Ce cadre en acier des années 70, un France-Loire badgé Jacques Anquetil, en tubes Super Vitus 971 à épaisseur variable, mérite bien de revoir la route… Il me servira donc de cobaye pour lui écarter les pattes ! Âmes sensibles s’abstenir, mais les curieuses sont les bienvenues !
La fausse bonne idée :
On pourrait penser qu’une façon simple et rapide, comme placer une tige filetée entre les pattes arrière du cadre (à la place du moyeu, donc) puis écarter les écrous par l’intérieur (en interposant des rondelles pour faire les choses proprement) jusqu’à l’entraxe désiré, serait une bonne idée… Oui, mais non ! Pour deux raisons :
- Avec un cadre en acier de bonne qualité, desserrer les écrous fait revenir l’écartement à une valeur très proche de ce qu’elle était initialement. Il faut donc écarter beaucoup plus, pour arriver un peu « au pif » à une ouverture de cadre, elle aussi assez approximative.

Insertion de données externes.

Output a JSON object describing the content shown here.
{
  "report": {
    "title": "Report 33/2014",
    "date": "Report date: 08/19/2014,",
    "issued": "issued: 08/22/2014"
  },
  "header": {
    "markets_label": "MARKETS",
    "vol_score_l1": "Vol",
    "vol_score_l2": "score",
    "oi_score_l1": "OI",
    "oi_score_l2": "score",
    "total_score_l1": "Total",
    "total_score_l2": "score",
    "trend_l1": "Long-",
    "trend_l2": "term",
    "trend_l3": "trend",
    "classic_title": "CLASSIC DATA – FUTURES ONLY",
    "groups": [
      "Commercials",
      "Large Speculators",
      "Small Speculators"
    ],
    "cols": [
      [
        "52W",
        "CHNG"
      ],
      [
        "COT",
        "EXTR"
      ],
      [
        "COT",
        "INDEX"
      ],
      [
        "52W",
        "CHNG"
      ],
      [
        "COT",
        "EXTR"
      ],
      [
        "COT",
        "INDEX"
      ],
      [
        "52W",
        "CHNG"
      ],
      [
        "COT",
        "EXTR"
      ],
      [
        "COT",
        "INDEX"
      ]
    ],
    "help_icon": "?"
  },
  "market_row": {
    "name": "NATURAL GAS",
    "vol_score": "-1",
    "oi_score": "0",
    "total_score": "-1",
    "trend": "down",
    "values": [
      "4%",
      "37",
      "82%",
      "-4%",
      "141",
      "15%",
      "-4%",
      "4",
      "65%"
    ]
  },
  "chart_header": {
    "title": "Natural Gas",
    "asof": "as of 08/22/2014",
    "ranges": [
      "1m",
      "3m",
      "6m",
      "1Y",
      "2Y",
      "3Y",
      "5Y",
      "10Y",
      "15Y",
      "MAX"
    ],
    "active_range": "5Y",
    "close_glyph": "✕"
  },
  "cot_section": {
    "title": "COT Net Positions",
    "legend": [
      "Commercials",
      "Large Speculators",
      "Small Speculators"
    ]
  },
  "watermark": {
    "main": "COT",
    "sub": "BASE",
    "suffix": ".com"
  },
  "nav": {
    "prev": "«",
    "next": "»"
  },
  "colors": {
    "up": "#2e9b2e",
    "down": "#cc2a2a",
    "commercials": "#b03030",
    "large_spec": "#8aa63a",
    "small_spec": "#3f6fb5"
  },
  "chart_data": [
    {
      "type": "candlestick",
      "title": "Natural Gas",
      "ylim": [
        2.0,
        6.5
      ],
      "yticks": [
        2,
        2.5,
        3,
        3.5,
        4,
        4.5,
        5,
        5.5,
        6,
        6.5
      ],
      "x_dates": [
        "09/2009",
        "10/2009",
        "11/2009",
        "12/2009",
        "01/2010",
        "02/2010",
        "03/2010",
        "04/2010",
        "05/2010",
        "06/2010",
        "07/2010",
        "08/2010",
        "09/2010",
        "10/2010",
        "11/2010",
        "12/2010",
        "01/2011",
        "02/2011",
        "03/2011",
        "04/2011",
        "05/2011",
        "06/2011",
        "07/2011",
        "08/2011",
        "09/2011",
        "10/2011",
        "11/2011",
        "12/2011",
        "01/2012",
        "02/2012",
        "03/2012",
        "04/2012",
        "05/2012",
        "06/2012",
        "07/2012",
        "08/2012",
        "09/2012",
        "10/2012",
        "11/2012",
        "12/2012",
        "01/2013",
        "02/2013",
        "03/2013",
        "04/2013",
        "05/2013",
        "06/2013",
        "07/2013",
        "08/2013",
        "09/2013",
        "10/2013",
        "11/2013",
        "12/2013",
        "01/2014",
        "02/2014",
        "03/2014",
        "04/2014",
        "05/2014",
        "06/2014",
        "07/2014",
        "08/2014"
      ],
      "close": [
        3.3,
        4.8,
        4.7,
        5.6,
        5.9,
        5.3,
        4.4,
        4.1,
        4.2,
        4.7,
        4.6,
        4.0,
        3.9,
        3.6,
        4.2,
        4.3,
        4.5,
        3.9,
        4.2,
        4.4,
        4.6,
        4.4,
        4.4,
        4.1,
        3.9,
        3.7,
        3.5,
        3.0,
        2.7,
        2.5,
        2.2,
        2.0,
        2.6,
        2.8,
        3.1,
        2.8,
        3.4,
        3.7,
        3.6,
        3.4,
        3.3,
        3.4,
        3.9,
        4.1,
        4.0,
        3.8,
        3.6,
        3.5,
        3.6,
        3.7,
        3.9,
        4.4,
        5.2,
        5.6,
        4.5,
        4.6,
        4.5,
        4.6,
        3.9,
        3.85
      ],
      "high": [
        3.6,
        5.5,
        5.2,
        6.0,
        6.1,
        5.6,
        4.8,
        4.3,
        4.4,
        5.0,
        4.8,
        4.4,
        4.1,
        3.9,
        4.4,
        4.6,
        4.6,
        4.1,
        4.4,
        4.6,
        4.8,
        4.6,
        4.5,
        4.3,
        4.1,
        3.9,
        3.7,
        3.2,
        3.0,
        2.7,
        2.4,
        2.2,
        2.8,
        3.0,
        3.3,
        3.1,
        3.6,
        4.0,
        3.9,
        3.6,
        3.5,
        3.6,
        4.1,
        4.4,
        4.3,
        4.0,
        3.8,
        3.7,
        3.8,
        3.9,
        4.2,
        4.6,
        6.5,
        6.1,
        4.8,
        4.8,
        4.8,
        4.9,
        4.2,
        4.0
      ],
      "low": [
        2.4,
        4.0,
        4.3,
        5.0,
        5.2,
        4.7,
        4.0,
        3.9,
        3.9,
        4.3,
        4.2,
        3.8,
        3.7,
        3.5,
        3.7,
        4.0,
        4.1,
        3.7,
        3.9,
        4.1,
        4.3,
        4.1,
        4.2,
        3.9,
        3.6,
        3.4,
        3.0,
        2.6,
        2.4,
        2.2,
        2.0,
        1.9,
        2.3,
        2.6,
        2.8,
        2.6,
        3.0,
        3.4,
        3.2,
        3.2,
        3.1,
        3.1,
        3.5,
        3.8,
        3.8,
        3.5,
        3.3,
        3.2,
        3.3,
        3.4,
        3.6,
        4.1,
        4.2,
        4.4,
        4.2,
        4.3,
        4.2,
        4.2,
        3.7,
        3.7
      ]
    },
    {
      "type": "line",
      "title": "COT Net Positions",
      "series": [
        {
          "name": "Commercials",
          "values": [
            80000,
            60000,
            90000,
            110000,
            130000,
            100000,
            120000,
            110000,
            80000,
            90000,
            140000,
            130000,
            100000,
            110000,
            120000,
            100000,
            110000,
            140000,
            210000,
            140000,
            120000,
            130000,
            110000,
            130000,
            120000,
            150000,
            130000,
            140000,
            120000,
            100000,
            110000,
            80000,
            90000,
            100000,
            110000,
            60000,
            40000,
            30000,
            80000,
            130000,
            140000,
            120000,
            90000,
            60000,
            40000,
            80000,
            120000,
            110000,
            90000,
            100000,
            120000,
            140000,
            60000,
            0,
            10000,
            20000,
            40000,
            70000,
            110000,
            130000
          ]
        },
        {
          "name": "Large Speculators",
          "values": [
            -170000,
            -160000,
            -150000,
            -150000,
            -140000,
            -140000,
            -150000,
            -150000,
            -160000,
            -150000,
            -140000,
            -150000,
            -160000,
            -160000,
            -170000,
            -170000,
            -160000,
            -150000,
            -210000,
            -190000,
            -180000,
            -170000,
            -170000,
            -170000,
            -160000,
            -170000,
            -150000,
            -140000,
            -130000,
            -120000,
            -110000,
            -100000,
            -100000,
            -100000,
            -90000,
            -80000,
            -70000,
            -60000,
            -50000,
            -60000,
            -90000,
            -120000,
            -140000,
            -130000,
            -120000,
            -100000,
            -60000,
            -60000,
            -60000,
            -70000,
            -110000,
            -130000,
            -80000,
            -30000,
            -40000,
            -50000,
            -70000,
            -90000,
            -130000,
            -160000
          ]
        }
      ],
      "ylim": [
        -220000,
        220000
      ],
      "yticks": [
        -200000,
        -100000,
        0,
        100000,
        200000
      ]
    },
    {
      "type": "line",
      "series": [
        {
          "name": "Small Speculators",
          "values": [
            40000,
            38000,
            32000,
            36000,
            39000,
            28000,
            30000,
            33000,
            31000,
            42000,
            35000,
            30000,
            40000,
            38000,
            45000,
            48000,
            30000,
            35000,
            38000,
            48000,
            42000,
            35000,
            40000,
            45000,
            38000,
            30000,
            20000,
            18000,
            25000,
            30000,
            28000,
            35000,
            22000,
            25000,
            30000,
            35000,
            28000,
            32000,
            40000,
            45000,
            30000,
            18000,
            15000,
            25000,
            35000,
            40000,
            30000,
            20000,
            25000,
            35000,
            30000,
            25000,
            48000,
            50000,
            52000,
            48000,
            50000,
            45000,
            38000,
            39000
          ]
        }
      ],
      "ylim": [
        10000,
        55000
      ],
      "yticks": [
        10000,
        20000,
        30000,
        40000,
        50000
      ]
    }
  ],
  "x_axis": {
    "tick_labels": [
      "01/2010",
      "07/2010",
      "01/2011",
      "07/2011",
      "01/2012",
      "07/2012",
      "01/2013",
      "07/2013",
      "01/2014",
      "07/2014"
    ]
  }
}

- Très souvent, les bases – surtout en vélo ancien – ne sont pas symétriques. Celle de droite est davantage travaillée, écrasée pour le passage des plateaux, et il y a ainsi toutes les chances pour que les deux côtés ne réagissent pas de la même manière à l’écartement, et le cadre se retrouvera au final avec un arrière de travers. Même si le résultat semble correct, la géométrie sera faussée. Est-ce que ça vaut bien la peine de s’en apercevoir, lancé dans une bonne descente viroleuse et à deux doigts de finir dans le ravin ?
Bref, en plus d’être dangereux, tout ça n’est pas sérieux ; du bricolage de bas étage. Voyons plutôt comment faire avec rigueur et élégance.
La bonne méthode :
Tout d’abord, il faut poser le cadre à terre, le tube vertical sur des cales (en bois) pour que les bases et haubans ne soient pas en appui sur le sol. Seule la colonne de direction doit toucher terre.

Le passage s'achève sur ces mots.